A partir de ce sujet qui pouvait donner lieu à de furieux élans patriotiques visant à vanter les vertus de la cavalerie et des valeurs militaires, John Ford est parvenu à signer un petit bijou d’équilibre. Grâce à un excellent scénario de John Lee Mahin (le Scarface d’Howard Hawks en 1932) et de Martin Rackin (La femme à abattre de Raoul Walsh en 1951), le réalisateur brosse un portrait très nuancé de la situation politique durant la période trouble de la guerre de Sécession.

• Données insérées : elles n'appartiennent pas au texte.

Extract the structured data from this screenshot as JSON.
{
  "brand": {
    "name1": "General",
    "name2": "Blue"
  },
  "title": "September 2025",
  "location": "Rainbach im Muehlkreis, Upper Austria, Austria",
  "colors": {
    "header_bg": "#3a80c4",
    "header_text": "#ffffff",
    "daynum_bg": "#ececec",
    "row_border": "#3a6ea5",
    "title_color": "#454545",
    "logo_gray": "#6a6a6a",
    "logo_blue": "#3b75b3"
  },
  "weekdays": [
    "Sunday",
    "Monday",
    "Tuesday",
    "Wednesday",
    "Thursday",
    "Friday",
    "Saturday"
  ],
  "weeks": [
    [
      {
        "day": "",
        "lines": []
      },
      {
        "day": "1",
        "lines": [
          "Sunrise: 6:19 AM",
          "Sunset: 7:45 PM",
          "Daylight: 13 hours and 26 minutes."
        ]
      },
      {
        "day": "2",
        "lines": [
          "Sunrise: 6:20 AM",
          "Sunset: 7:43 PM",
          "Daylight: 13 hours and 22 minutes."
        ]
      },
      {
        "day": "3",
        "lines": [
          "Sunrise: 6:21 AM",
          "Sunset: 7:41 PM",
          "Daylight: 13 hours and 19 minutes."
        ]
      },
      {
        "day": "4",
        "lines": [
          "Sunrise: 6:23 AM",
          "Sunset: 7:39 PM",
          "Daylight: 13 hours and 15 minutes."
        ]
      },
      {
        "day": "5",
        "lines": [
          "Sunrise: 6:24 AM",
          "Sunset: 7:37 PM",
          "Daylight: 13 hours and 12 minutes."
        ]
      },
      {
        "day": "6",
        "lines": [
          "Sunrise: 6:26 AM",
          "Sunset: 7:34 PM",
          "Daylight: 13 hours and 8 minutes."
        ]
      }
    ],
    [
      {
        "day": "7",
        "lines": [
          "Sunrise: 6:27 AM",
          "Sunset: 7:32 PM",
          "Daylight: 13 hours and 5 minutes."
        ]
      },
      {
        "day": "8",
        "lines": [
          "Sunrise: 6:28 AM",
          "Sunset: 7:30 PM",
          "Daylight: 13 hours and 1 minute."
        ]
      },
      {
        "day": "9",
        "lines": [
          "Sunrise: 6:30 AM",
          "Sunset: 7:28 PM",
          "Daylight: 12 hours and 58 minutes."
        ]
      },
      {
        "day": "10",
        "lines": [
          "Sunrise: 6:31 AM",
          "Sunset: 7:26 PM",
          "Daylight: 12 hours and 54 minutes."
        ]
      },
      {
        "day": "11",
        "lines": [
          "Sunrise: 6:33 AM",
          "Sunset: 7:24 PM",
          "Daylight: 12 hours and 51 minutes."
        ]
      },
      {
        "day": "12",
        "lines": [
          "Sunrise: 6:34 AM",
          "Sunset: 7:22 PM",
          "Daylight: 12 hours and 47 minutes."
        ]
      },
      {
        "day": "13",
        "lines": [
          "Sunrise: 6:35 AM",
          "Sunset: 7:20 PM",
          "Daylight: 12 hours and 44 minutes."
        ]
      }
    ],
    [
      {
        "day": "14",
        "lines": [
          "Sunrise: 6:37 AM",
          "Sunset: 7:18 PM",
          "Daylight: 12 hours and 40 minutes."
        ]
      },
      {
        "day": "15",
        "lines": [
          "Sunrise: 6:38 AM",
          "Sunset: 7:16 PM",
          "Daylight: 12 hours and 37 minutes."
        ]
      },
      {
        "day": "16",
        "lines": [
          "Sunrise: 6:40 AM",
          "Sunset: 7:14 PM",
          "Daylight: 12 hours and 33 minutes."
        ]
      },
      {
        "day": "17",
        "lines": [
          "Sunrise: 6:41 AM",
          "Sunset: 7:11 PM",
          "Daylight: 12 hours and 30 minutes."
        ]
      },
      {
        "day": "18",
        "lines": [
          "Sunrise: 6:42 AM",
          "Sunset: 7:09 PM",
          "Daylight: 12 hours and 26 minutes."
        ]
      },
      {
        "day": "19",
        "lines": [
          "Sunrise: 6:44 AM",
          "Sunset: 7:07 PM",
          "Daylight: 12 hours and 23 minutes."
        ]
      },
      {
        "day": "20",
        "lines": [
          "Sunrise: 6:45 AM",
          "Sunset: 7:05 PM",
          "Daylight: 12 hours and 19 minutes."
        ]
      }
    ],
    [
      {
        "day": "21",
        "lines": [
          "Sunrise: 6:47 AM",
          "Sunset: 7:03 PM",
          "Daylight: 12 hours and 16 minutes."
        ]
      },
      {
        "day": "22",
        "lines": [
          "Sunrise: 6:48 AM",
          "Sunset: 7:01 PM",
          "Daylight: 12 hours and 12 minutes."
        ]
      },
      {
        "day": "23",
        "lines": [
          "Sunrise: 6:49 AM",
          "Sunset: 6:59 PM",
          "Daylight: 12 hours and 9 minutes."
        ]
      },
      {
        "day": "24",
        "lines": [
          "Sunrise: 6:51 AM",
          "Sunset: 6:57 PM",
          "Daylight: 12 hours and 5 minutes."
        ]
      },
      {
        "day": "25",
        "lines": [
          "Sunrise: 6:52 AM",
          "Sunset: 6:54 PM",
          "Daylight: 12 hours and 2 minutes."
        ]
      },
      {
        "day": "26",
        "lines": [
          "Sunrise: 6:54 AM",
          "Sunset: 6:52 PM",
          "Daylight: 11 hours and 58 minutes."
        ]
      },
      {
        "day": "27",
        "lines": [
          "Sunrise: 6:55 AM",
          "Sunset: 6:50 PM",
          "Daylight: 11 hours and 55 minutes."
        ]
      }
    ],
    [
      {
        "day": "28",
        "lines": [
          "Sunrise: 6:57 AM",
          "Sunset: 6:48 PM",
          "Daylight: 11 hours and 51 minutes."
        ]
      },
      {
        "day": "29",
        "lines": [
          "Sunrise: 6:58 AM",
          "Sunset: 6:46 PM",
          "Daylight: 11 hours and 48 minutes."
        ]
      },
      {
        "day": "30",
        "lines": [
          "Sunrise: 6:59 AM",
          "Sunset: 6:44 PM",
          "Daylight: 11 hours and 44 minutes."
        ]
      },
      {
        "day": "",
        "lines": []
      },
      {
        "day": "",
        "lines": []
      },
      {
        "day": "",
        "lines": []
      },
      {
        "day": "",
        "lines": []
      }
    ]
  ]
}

Un tournage proprement infernal
Pourtant, le tournage des Cavaliers (1959) ne fut pas de tout repos pour le cinéaste qui souhaitait modifier le script au fur et à mesure des prises de vues, au grand dam des auteurs se sentant trahis. Pire, les deux acteurs principaux, John Wayne et William Holden, pourtant payés rubis sur l’ongle, ont fait preuve de beaucoup de mauvaise volonté sur le plateau. Effectivement, le premier était déjà accaparé par les préparatifs de sa fresque Alamo (John Wayne, 1960), tandis que le second buvait plus que de raison durant cette période, au point qu’il a réussi à débaucher le Duke pour l’accompagner dans ses beuveries sans fin. Par ailleurs, John Ford se sent en infériorité par rapport aux deux stars, sensation qu’il déteste au plus haut point.
Enfin, dans les derniers jours du tournage en extérieurs, un drame terrible frappe la production des Cavaliers puisque le cascadeur et acteur Fred Kennedy, par ailleurs compagnon de route de Ford depuis des décennies, décède à la suite d’une chute de cheval mal maîtrisée. L’homme se brise littéralement le cou et meurt dans les bras de l’actrice Constance Towers, bouleversée par ce drame atroce. Dès ce moment, John Ford se désintéresse grandement d’une œuvre qu’il considère comme maudite et il en expédie notamment les scènes d’action qu’il redoute de tourner.
Les cavaliers est une superbe leçon d’humanisme
Malgré ces conditions de tournage assez compliquées, voire tragiques, Les cavaliers n’en demeure pas moins une œuvre passionnante par sa capacité à se jouer des clichés et des stéréotypes. Au lieu de succomber comme bon nombre de ses confrères à la facilité d’opposer sommairement les deux camps unioniste et confédéré, Ford choisit plutôt d’insister sur l’absurdité d’un conflit qui touche une seule et même nation.
Même s’il a souvent recours à l’humour, Ford parvient toujours à humaniser ses personnages, et ceci malgré un temps de présence à l’écran parfois peu important. Il lui suffit d’un regard ou d’un geste pour donner à chaque protagoniste une identité propre échappant aux stéréotypes en usage habituellement. Ainsi, le personnage de militaire bourru incarné avec autorité par John Wayne trouve une certaine rédemption auprès du spectateur lorsque l’on découvre l’origine de son antagonisme avec le médecin. De même, la jeune femme sudiste (excellente Constance Towers en mode Scarlett O’Hara) se dote d’un visage plus humain au cours du temps, alors qu’elle apparaissait au début comme une peste irritante. Même les figures secondaires bénéficient d’un traitement bienveillant de la part d’un réalisateur au propos humaniste.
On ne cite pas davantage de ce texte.